И вот наконец настал день отъезда. Вещей у меня было немного, и я их все сложил в большой пакет. Туда поместились пара кроссовок, четыре футболки, три пары шортов, зубная щетка и паста, крем для кожи, плеер и несколько кассет, две рубашки с длинным рукавом, две пары брюк и галстук – выходную одежду мне принесли для выступлений на конференциях.
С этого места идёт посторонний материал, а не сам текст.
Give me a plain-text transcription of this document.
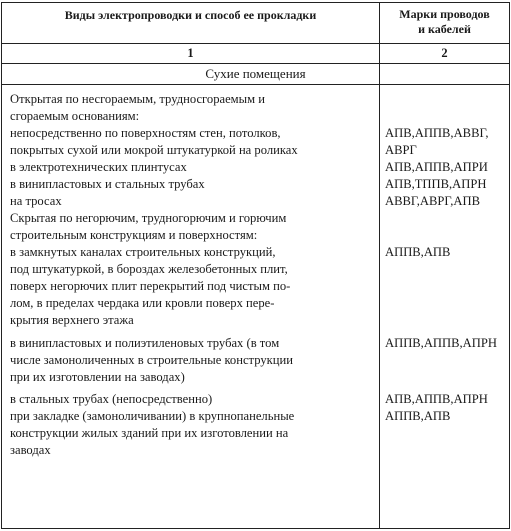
Виды электропроводки и способ ее прокладки	Марки проводов
и кабелей
1	2
Сухие помещения
Открытая по несгораемым, трудносгораемым и
сгораемым основаниям:
непосредственно по поверхностям стен, потолков,
покрытых сухой или мокрой штукатуркой на роликах
в электротехнических плинтусах
в винипластовых и стальных трубах
на тросах
Скрытая по негорючим, трудногорючим и горючим
строительным конструкциям и поверхностям:
в замкнутых каналах строительных конструкций,
под штукатуркой, в бороздах железобетонных плит,
поверх негорючих плит перекрытий под чистым по-
лом, в пределах чердака или кровли поверх пере-
крытия верхнего этажа
в винипластовых и полиэтиленовых трубах (в том
числе замоноличенных в строительные конструкции
при их изготовлении на заводах)
в стальных трубах (непосредственно)
при закладке (замоноличивании) в крупнопанельные
конструкции жилых зданий при их изготовлении на
заводах
АПВ,АППВ,АВВГ,
АВРГ
АПВ,АППВ,АПРИ
АПВ,ТППВ,АПРН
АВВГ,АВРГ,АПВ
АППВ,АПВ
АППВ,АППВ,АПРН
АПВ,АППВ,АПРН
АППВ,АПВ
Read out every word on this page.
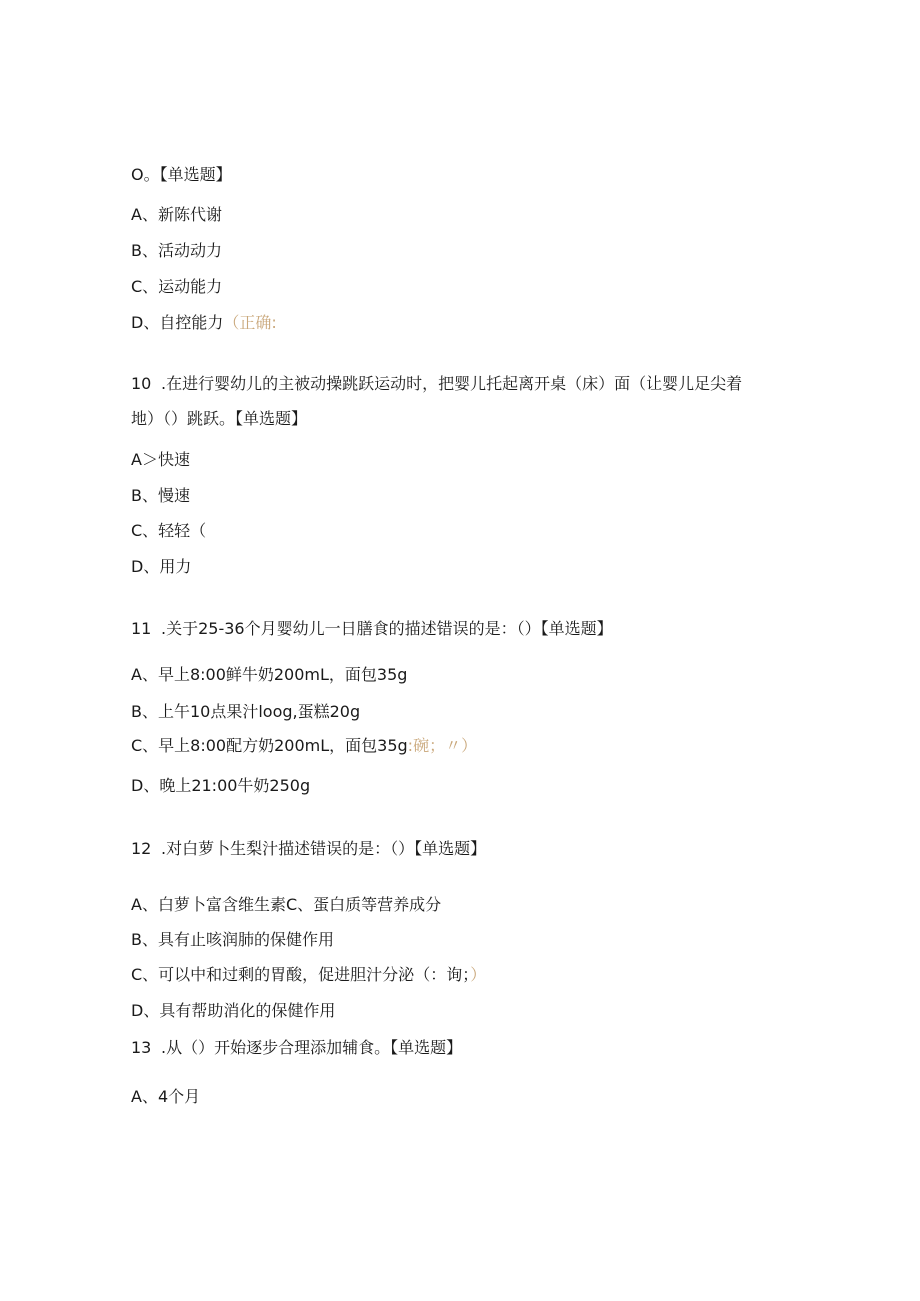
O。【单选题】
A、新陈代谢
B、活动动力
C、运动能力
D、自控能力（正确:
10 .在进行婴幼儿的主被动操跳跃运动时，把婴儿托起离开桌（床）面（让婴儿足尖着
地）（）跳跃。【单选题】
A＞快速
B、慢速
C、轻轻（
D、用力
11 .关于25-36个月婴幼儿一日膳食的描述错误的是：（）【单选题】
A、早上8:00鲜牛奶200mL，面包35g
B、上午10点果汁loog,蛋糕20g
C、早上8:00配方奶200mL，面包35g:碗；〃）
D、晚上21:00牛奶250g
12 .对白萝卜生梨汁描述错误的是：（）【单选题】
A、白萝卜富含维生素C、蛋白质等营养成分
B、具有止咳润肺的保健作用
C、可以中和过剩的胃酸，促进胆汁分泌（：询；）
D、具有帮助消化的保健作用
13 .从（）开始逐步合理添加辅食。【单选题】
A、4个月
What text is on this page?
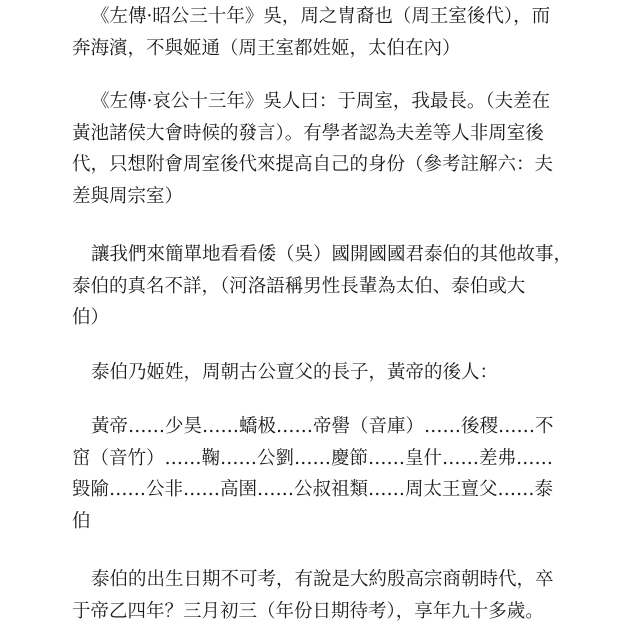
《左傳·昭公三十年》吳，周之冑裔也（周王室後代），而
奔海濱，不與姬通（周王室都姓姬，太伯在內）
《左傳·哀公十三年》吳人曰：于周室，我最長。（夫差在
黃池諸侯大會時候的發言）。有學者認為夫差等人非周室後
代，只想附會周室後代來提高自己的身份（參考註解六：夫
差與周宗室）
讓我們來簡單地看看倭（吳）國開國國君泰伯的其他故事，
泰伯的真名不詳，（河洛語稱男性長輩為太伯、泰伯或大
伯）
泰伯乃姬姓，周朝古公亶父的長子，黃帝的後人：
黃帝……少昊……蟜极……帝嚳（音庫）……後稷……不
窋（音竹）……鞠……公劉……慶節……皇什……差弗……
毀隃……公非……高圉……公叔祖類……周太王亶父……泰
伯
泰伯的出生日期不可考，有說是大約殷高宗商朝時代，卒
于帝乙四年？三月初三（年份日期待考），享年九十多歲。
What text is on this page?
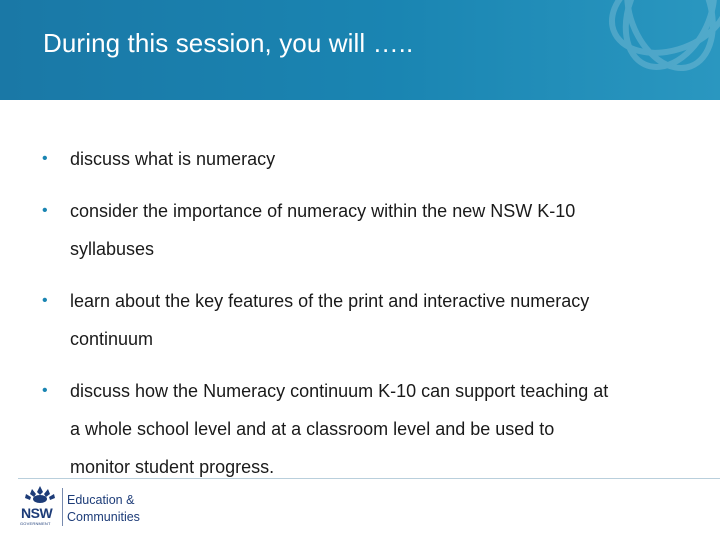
During this session, you will …..
• discuss what is numeracy
• consider the importance of numeracy within the new NSW K-10
syllabuses
• learn about the key features of the print and interactive numeracy
continuum
• discuss how the Numeracy continuum K-10 can support teaching at
a whole school level and at a classroom level and be used to
monitor student progress.
NSW
GOVERNMENT
Education &
Communities
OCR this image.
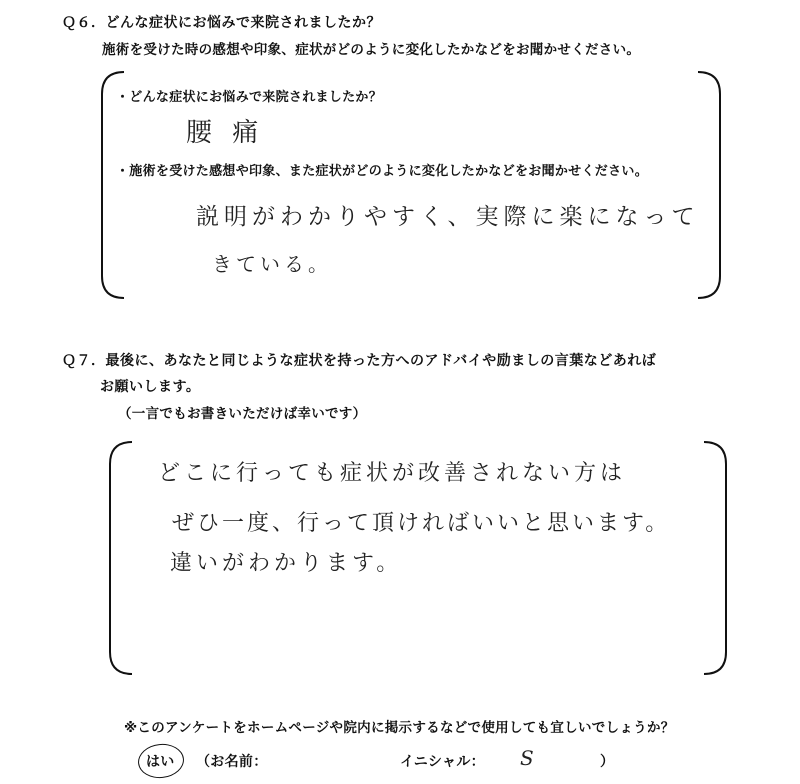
Ｑ６．どんな症状にお悩みで来院されましたか？
施術を受けた時の感想や印象、症状がどのように変化したかなどをお聞かせください。
・どんな症状にお悩みで来院されましたか？
腰 痛
・施術を受けた感想や印象、また症状がどのように変化したかなどをお聞かせください。
説明がわかりやすく、実際に楽になって
きている。
Ｑ７．最後に、あなたと同じような症状を持った方へのアドバイや励ましの言葉などあれば
お願いします。
（一言でもお書きいただけば幸いです）
どこに行っても症状が改善されない方は
ぜひ一度、行って頂ければいいと思います。
違いがわかります。
※このアンケートをホームページや院内に掲示するなどで使用しても宜しいでしょうか？
はい （お名前：	イニシャル： S	）
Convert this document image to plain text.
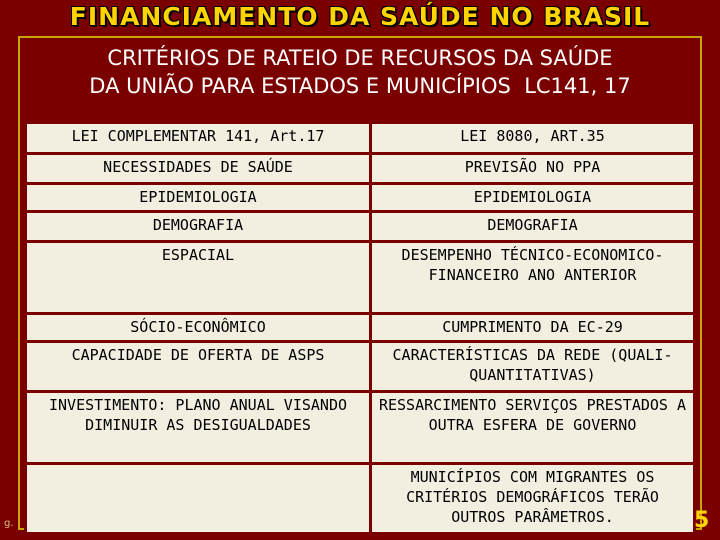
FINANCIAMENTO DA SAÚDE NO BRASIL
CRITÉRIOS DE RATEIO DE RECURSOS DA SAÚDE
DA UNIÃO PARA ESTADOS E MUNICÍPIOS  LC141, 17
LEI COMPLEMENTAR 141, Art.17	LEI 8080, ART.35
NECESSIDADES DE SAÚDE	PREVISÃO NO PPA
EPIDEMIOLOGIA	EPIDEMIOLOGIA
DEMOGRAFIA	DEMOGRAFIA
ESPACIAL	DESEMPENHO TÉCNICO-ECONOMICO-FINANCEIRO ANO ANTERIOR
SÓCIO-ECONÔMICO	CUMPRIMENTO DA EC-29
CAPACIDADE DE OFERTA DE ASPS	CARACTERÍSTICAS DA REDE (QUALI-QUANTITATIVAS)
INVESTIMENTO: PLANO ANUAL VISANDO DIMINUIR AS DESIGUALDADES	RESSARCIMENTO SERVIÇOS PRESTADOS A OUTRA ESFERA DE GOVERNO
	MUNICÍPIOS COM MIGRANTES OS CRITÉRIOS DEMOGRÁFICOS TERÃO OUTROS PARÂMETROS.
g.	5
Собравшись, я сел и стал ждать. Сердце мое учащенно билось, прямо как в тот день, когда мама впервые привезла меня в школу-интернат. И вот послышался гул мотора. Подскакивая на ухабистой дороге, к центру приблизился микроавтобус. Я подхватил пакет и пошел к медпункту – именно оттуда меня должны были забрать. Мамбу, Мохамед и Альхаджи пришли меня проводить. Из медпункта вышла улыбающаяся Эстер. Автобус подъехал к воротам и припарковался возле них. Рядом с водителем сидел Лесли, он должен был сопроводить меня в мой новый дом.
Послеполуденное небо было ясным, но солнце светило как-то тускло, а в тот момент вообще спряталось за единственное набежавшее облачко.
– Надо идти, – сказал я друзьям дрожащим голосом. Я протянул руку Мохамеду, но он рванулся вперед, и мы крепко обняли друг друга. Мамбу не стал дожидаться, пока друг детства отпустит меня, и присоединился к нашим объятиям. Он сжал меня так крепко, будто прощался навсегда. (Родственники Мамбу нашлись, но отказались брать его к себе. Потом я узнал, что он опять отправился воевать.) Последним подошел Альхаджи. Он сжал мою руку, и мы долго смотрели друг другу в глаза, вспоминая все, что нам довелось пережить вместе. Потом я похлопал его по плечу, а он улыбнулся: понял, что этот жест означает нечто вроде «все у нас будет хорошо». Я его после этого больше никогда не видел, потому что он часто переезжал из одной приемной семьи в другую. На прощание Альхаджи сделал шаг назад, отдал мне честь и прошептал: «До свидания, командир отряда!» Я опять похлопал его по плечу, но не стал отдавать честь. Тут приблизилась Эстер. В глазах у нее стояли слезы. Она обняла меня крепче, чем обычно, но я не мог ответить ей тем же, потому что изо всех сил пытался сдержать рыдания. Девушка подала мне листок.
– Это мой адрес. Приходи, когда захочешь, – сказала она.
Я действительно пришел к ней через несколько недель. Время посещения оказалось не очень удачным – ей нужно было уходить на работу. Она обняла меня, и на этот раз я тоже крепко сжал ее в объятиях. Она засмеялась, слегка отстранилась, внимательно посмотрела на меня и произнесла:
– Приходи в следующие выходные, у нас будет больше времени, чтобы пообщаться, ладно?
На ней была белая форма. Она собиралась ехать в центр, чтобы помогать другим сломленным войной мальчишкам. Наверное, тяжело выслушивать столько трагических историй, принимая близко к сердцу. Мне приходилось жить лишь с одной, моей собственной, и то это было тяжело. Ночные кошмары продолжали мучить меня. Зачем же она это делает? Зачем они все это делают?
Я много думал об этом. Каждый из нас пошел своей дорогой. В тот день я видел Эстер в последний раз. Я любил ее, но так и не признался ей в этом.
Дядя подхватил меня на руки сразу после того, как я вышел из микроавтобуса. Он отнес меня на веранду.